Людмила Сергеевна уже начала подумывать о том, чтобы взять официальную опеку над самым неприкаянным ребенком, но тут линия судьбы сломалась в очередной зигзаг. Третьего мужа звали Дмитрий, он был на два года моложе ее и занимался бизнесом — держал несколько интернет-магазинов, торговавших всякой всячиной. Познакомились они случайно, в купе фирменного московского поезда: она ехала в столицу, чтобы подписать ряд бумаг в дружественном Центре, он возвращался из Питера, где заключил контракт на организацию своего представительства. По зимнему времени вагон был практически пуст, в купе они были вдвоем и слово за слово оказались на одном спальном месте. Как ни странно, короткий железнодорожный роман не завершился на перроне Ленинградского вокзала, а продолжился вечером в ресторане, ночью — в квартире Дмитрия, а через некоторое время — в ЗАГСе. Людмила Сергеевна переехала в Москву (что никого не удивило, в то время многие питерцы переезжали в столицу) и устроилась на работу в дружественный Центр, где ее уже прекрасно знали и приняли с распростертыми объятиями. Два года Людмила Сергеевна чувствовала себя совершенно счастливой. Дмитрий был нежен и предупредителен, дарил цветы и водил по московским музеям, находился в постоянном контакте и интересовался ее мнением по любым вопросам. Он с самого начала знал, что у них с Людмилой Сергеевной никогда не будет биологических детей, но абсолютно не напрягался по этому поводу, согласившись, что можно и усыновить-удочерить столько, сколько захочется. Сегодня, вспоминая те тихие, теплые годы, Людмила Сергеевна предполагала, что Дмитрий видел в ней прежде всего не жену и любовницу, а замену матери, которую потерял в детстве. Эдипов комплекс, обычное дело. Кончилось, как обычно, то есть очень плохо.
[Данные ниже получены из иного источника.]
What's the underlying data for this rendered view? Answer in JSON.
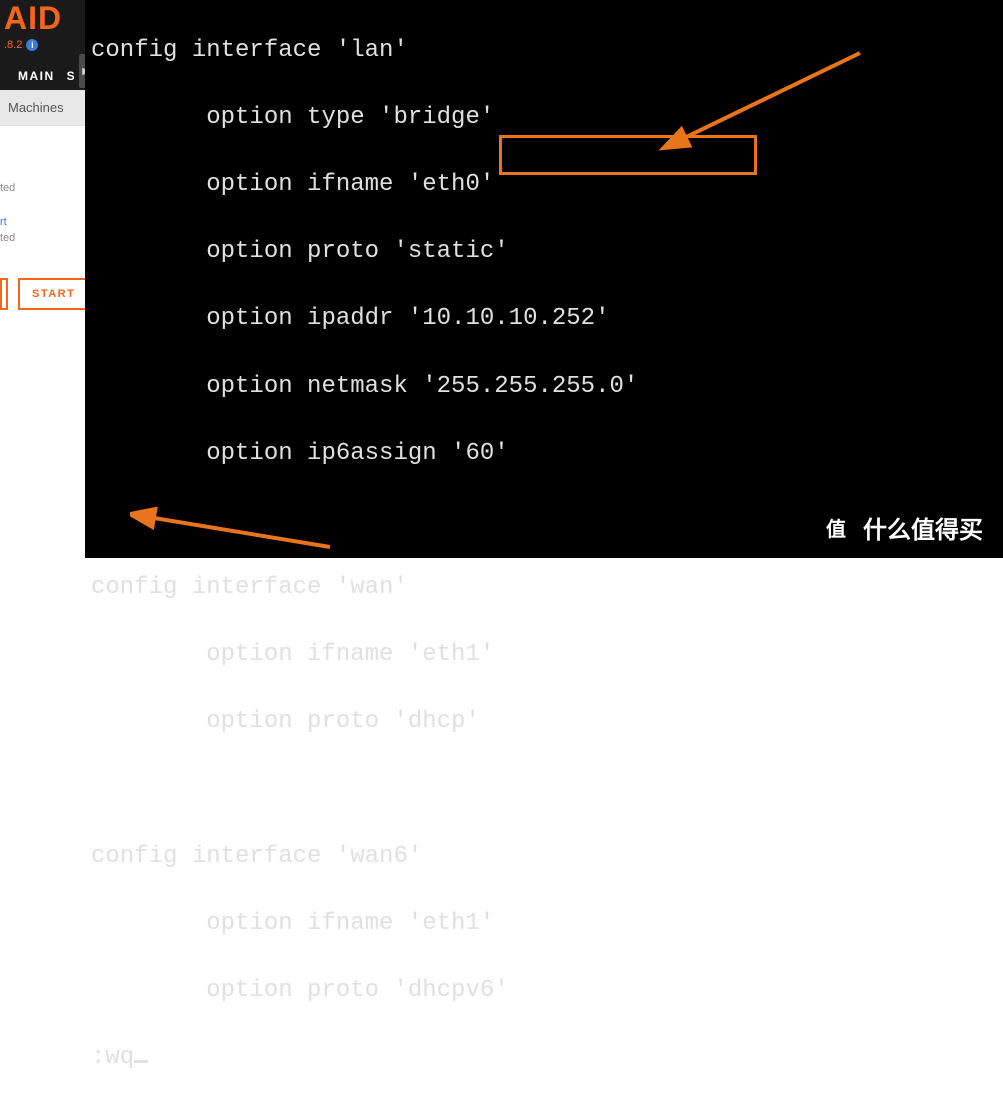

В интернет-бизнесе случился обвальный кризис. Акции посыпались, сетевые магазины закрывались один за другим или продавались за символический рубль. Дмитрий отчаянно пытался спасти положение, набрал кредитов, прогорел. Сорвался и ушел в запой. Тут из него вся грязь и поперла. На третий день Людмила Сергеевна попыталась сбежать из этого кошмара, но муж жестоко избил ее и запер в комнате. Пьянка и побои продолжались и на четвертый день, и на пятый. Людмила Сергеевна была в шоке и думала, что не доживет до конца недели. На шестой день приехал младший брат, обеспокоенный ее отсутствием. Он настойчиво звонил в дверь, Людмила Сергеевна хотела закричать, но Дмитрий — откуда только прыть взялась у алконавта? — схватил ее и приставил к горлу нож. Людмила Сергеевна подавилась и разрыдалась. Потом она сидела в запертой комнате и подумывала о самоубийстве. Но выглянула в окно и увидела: Кирилл никуда не ушел, курит на скамейке и разглядывает окна. Разведчик. Он заметил ее, и, чтобы показать брату, в какую беду попала, Людмила Сергеевна чиркнула себя пальцами по подбородку. Кирилл выбил дверь и скрутил подонка. Хотел посадить по уголовной статье, но Людмила Сергеевна уговорила до суда не доводить. Тогда Кирилл выдвинул ультиматум: Дмитрий разводится, оставляет квартиру жене и уматывает из Москвы на все четыре стороны. Муж поскрипел, но согласился. Людмила Сергеевна опять осталась одна.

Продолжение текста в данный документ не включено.